Mayeur Projects is particularly happy to welcome “Tin Man, Slabs, and My Father’s House”, Stuart Arends’s 1st show in New Mexico for a while, and 1st show in Las Vegas for sure. This show is made of recent work and we are proud of that.
After visiting Stuart’s house, off grid in the middle of nowhere but immersed in bright light, we thought that our main space would be typically the House of light that makes the experience of Stuart’s work intense, astonishing, ever changing. Let’s discover the intense mass of works. Metal, Wood, Wax. Colored. Polished. Heavy and dense objects born from the hands of the silversmith. Objects of density. The material shines and suggests. A concentration of sensation and feeling, distant seemingly of the artist as active subject.
As French people, we highly appreciate the commitment of the artist curious about Italy of the early Renaissance: Stu Arends encountered physically Giotto and Piero Della Francesca at their home, in Italy, in the physical relationship with the works – Who emerges unscathed from such meetings? He looked for their physical presence, he met them more than he looked at them. I like to imagine Stuart in their century. The same ability to integrate the chromatic distance and the geometry into compositions which finally concentrate the experience of the world.
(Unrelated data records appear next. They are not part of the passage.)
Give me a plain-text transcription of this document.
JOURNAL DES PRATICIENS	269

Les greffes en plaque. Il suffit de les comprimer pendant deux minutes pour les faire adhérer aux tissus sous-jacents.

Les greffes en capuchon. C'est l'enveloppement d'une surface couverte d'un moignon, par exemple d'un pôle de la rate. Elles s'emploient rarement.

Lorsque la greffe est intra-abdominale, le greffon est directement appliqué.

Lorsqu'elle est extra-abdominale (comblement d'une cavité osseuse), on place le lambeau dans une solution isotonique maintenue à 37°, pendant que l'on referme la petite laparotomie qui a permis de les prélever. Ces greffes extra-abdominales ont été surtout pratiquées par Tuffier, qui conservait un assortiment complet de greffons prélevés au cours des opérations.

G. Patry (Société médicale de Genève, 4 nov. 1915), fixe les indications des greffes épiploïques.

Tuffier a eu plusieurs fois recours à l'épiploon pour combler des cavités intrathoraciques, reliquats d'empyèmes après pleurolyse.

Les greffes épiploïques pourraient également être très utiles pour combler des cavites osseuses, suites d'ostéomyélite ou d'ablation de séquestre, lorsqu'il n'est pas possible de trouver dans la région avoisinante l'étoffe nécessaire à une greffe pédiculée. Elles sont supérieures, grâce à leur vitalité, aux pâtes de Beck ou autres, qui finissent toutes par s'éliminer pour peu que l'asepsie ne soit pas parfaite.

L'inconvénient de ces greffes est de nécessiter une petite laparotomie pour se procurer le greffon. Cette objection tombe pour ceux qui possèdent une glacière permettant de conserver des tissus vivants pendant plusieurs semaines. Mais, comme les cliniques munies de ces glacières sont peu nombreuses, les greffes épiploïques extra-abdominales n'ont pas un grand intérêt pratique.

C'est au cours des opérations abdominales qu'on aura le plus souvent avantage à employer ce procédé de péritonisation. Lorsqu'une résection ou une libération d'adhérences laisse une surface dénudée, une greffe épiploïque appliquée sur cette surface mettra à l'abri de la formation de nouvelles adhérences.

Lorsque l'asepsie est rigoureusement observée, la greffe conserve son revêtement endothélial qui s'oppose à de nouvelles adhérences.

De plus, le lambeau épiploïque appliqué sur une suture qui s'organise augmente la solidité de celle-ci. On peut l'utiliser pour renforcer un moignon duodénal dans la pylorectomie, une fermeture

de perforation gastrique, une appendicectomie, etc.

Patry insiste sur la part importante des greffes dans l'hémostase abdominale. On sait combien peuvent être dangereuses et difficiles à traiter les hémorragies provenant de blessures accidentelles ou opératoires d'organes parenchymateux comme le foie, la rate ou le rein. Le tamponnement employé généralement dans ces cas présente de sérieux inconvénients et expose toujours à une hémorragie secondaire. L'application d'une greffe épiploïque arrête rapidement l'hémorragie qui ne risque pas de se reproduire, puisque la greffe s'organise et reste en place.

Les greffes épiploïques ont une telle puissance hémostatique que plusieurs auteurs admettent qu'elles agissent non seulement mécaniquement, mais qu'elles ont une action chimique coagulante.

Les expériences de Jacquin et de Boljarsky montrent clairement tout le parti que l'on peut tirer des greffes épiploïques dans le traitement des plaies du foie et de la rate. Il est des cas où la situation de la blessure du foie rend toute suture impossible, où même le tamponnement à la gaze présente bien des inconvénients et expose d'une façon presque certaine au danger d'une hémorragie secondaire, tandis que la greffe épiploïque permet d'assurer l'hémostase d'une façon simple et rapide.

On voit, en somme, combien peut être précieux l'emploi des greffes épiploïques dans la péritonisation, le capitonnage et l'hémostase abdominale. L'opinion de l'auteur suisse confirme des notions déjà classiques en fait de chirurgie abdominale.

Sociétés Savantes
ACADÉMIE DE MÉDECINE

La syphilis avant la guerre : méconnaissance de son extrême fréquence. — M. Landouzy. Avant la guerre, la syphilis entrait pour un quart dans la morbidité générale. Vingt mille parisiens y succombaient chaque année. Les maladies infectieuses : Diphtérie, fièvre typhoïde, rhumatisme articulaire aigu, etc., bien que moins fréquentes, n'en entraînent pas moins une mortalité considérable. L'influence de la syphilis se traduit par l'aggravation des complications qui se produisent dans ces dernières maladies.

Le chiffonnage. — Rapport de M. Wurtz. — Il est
But Stuart Arends is living in another century. It is now possible to live far and close at the same time. The retreat is possible while staying connected to the World. Either the encounter is experienced in the artist’s studio, far from the crowded world, or in the gallery, in Italy or in las Vegas New Mexico, with the gentleness of the artist who thinks, who laughs, who concentrates, who connects, who makes sensitive the intellectual experience and makes understandable the sensitive experience, through the encounter with his works – Who humbly puts himself set back from the radiant works, strong of their own power, but of which we feel that a gesture, a look, a curiosity, an amusement, a very human memory were alive altogether in their birth, in their slow construction and in their completion.